Intervention de Christophe-André Frassa

Réunion du 27 avril 2016 à 14h30
République numérique — Article 9 ter

Photo de Christophe-André FrassaChristophe-André Frassa, rapporteur :

Tous les amendements présentés posent la question centrale de la maîtrise de leurs données par les administrations et le meilleur moyen pour la garantir.

Dès lors, s’agit-il du logiciel libre ou du format ouvert ?

Pour ma part, très humblement, je ne pense pas que le logiciel libre réponde de manière tout à fait satisfaisante à cet enjeu.

De quoi parle-t-on ?

Comme le rappelait la note de la direction interministérielle des systèmes d’information et de communication – devenue, depuis, la direction interministérielle du numérique et du système d’information et de communication de l’État –, annexée à la circulaire du Premier ministre du 19 septembre 2012, le logiciel libre est un modèle de propriété intellectuelle assis sur les principes suivants : garantir la liberté d’exécuter le programme pour tous les usages ; garantir la liberté d’étudier le fonctionnement du programme et de l’adapter à ses besoins ; garantir la liberté de redistribuer des copies du programme ; permettre d’améliorer le programme et de distribuer ces améliorations au public pour en faire profiter toute la communauté. Et la note précise, j’insiste sur ce point, que cela implique le libre accès au code source du programme informatique.

Le terme « libre » ne doit toutefois pas être mal interprété : il ne signifie pas que l’usage du logiciel est libre de tout droit, seulement qu’il est soumis à un certain type de licences, comportant les droits et obligations décidés par la communauté créatrice du logiciel et auxquels l’utilisateur adhère, dès lors qu’il le télécharge.

Si aucune compensation financière n’est exigée au moment du téléchargement du logiciel, celui-ci n’est pas non plus nécessairement gratuit, son adaptation aux besoins spécifiques d’un utilisateur pouvant, au contraire, nécessiter un investissement important en termes de développement. Sa maintenance en condition opérationnelle a également un coût.

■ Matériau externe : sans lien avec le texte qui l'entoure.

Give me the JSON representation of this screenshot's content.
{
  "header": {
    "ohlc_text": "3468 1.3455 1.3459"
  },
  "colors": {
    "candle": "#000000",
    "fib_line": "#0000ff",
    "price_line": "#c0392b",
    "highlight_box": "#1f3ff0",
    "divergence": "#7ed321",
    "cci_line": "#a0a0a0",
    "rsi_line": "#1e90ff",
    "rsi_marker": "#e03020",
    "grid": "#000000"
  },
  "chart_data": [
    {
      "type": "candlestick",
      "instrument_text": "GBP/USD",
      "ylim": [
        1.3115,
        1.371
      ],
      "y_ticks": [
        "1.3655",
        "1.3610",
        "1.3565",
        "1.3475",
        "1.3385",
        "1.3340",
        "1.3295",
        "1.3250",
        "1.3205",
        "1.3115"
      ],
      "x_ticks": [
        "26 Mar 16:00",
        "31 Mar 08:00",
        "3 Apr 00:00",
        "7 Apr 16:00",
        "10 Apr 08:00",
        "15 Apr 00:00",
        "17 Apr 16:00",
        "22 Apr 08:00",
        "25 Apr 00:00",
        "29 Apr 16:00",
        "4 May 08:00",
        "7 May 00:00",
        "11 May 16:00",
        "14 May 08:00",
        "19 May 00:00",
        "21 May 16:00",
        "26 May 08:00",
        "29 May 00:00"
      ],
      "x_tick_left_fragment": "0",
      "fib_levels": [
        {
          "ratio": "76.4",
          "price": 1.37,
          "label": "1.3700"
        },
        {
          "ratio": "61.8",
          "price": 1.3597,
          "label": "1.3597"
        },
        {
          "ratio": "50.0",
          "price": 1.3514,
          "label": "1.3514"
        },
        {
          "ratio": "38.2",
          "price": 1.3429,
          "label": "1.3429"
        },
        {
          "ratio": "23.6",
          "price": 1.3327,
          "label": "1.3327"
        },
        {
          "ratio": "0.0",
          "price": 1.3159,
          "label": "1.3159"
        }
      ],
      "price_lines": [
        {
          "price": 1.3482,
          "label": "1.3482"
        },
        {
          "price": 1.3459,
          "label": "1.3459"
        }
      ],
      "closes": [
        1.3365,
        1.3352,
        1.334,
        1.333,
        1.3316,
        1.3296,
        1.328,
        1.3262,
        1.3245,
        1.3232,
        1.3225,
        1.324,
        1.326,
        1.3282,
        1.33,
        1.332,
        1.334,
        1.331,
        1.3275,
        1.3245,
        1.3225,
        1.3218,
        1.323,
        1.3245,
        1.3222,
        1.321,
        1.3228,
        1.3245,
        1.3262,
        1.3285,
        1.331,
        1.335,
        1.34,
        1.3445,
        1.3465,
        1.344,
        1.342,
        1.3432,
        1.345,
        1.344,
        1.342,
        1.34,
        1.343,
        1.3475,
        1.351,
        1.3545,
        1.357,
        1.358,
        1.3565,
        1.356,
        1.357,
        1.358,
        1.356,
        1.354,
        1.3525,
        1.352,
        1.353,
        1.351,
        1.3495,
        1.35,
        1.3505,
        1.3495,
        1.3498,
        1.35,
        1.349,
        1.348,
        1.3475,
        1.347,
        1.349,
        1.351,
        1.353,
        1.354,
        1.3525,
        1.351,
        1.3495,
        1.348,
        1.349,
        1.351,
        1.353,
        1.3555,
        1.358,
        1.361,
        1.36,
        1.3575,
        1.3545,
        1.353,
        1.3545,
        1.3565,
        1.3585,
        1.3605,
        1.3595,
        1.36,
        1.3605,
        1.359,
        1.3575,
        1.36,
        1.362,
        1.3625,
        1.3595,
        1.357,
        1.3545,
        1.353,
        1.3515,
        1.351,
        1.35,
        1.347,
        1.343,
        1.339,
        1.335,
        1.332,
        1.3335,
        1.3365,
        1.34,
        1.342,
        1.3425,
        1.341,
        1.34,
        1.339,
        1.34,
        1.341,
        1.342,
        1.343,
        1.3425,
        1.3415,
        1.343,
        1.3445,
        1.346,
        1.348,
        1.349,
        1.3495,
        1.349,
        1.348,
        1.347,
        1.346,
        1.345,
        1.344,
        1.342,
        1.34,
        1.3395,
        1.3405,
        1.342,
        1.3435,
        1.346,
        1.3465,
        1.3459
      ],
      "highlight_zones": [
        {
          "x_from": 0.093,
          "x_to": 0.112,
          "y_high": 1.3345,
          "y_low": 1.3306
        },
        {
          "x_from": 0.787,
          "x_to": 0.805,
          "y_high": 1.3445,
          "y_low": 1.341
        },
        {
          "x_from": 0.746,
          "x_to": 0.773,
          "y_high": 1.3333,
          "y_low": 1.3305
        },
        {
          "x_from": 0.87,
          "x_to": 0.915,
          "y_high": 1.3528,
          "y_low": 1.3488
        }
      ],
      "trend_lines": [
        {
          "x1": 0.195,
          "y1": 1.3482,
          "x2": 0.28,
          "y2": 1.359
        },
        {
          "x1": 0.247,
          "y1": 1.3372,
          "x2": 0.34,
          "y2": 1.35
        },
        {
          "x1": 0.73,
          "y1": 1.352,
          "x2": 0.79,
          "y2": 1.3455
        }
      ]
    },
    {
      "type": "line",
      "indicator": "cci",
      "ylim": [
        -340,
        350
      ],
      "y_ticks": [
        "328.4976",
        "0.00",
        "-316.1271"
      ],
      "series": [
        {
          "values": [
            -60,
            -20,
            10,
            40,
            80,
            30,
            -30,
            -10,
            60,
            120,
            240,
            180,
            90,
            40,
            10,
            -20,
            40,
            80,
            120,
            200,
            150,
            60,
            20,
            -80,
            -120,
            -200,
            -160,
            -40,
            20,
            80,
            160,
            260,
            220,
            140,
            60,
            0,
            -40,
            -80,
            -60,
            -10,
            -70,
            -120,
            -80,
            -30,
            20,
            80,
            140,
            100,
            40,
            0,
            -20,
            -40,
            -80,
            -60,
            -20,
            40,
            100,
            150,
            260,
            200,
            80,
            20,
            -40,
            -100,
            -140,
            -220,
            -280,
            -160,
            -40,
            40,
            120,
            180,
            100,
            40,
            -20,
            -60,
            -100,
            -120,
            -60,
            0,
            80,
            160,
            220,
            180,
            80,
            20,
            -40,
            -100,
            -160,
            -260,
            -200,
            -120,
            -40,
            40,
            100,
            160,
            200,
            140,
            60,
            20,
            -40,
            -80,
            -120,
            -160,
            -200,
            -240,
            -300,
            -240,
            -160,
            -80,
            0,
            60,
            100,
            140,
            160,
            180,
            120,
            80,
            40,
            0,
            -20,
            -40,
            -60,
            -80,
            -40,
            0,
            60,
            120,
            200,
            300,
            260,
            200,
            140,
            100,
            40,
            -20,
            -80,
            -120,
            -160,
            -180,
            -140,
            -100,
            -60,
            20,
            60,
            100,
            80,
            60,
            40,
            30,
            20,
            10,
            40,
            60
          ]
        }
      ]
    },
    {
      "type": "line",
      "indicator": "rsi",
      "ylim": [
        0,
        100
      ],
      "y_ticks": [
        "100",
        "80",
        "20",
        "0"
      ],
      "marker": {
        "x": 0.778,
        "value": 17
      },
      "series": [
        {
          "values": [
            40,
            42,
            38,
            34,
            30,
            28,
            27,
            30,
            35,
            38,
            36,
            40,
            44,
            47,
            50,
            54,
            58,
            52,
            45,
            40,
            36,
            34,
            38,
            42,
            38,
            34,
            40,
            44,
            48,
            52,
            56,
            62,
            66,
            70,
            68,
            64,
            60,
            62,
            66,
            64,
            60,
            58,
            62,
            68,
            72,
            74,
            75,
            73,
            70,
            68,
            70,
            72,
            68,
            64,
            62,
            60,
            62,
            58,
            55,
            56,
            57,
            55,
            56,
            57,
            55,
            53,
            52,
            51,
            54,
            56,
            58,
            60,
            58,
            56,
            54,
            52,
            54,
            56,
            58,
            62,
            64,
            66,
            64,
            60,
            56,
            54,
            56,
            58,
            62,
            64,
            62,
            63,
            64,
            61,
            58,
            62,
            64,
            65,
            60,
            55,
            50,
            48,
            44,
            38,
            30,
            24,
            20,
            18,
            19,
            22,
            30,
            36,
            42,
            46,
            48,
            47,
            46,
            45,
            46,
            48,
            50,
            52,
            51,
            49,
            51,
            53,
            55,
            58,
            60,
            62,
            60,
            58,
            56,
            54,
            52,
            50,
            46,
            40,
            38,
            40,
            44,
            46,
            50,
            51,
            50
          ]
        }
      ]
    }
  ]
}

Pour reprendre la fameuse circulaire du Premier ministre, qui appelait non pas à donner une priorité aux logiciels libres, mais à les considérer de manière égale avec les logiciels « propriétaires », il est nécessaire, avant toute chose, de tenir compte des avantages et des inconvénients que les logiciels libres peuvent présenter en fonction des besoins exprimés par les usagers, et de l’offre disponible.

La meilleure solution ne sera donc pas toujours le logiciel libre.

Voilà ce que j’ai voulu signifier lors des débats en commission et quand j’ai défendu l’amendement de suppression de l’article 9 ter. Je n’ai rien voulu dire de plus. Je n’ai jamais dit que j’étais opposé aux logiciels libres.

Une solution pourrait également être de prévoir, dans les clauses d’un marché public, que le code source développé pour le besoin de l’administration lui revient. Pour moi, c’est un point très important. Il nous faut donc effectivement rechercher du côté du code des marchés publics.

Cependant, cela soulève des difficultés juridiques, car l’ordonnance relative aux marchés publics ne détaille pas les critères d’attribution : cela relève du domaine réglementaire. Le niveau législatif précise simplement que les critères doivent être « objectifs, précis et liés à l’objet du marché ou à ses conditions d’exécution ».

Ces sujets devraient être traités dans un débat global sur cette ordonnance relative aux marchés publics, comme l’ont demandé la commission des lois et la mission commune d’information sur la commande publique. Ici, nous pouvons tous regretter que le Gouvernement ne souhaite toujours pas inscrire la ratification de cette ordonnance à l’ordre du jour de la séance publique.

Vous l’aurez compris, mes chers collègues, même si la commission partage les préoccupations de leurs auteurs, elle demande le retrait de ces amendements : soit ils pourraient être qualifiés de « neutrons législatifs » – pour reprendre la formule du président Mazeaud –, soit ils comportent des dispositions relevant du pouvoir réglementaire.

À défaut de retrait, l’avis de la commission sera défavorable.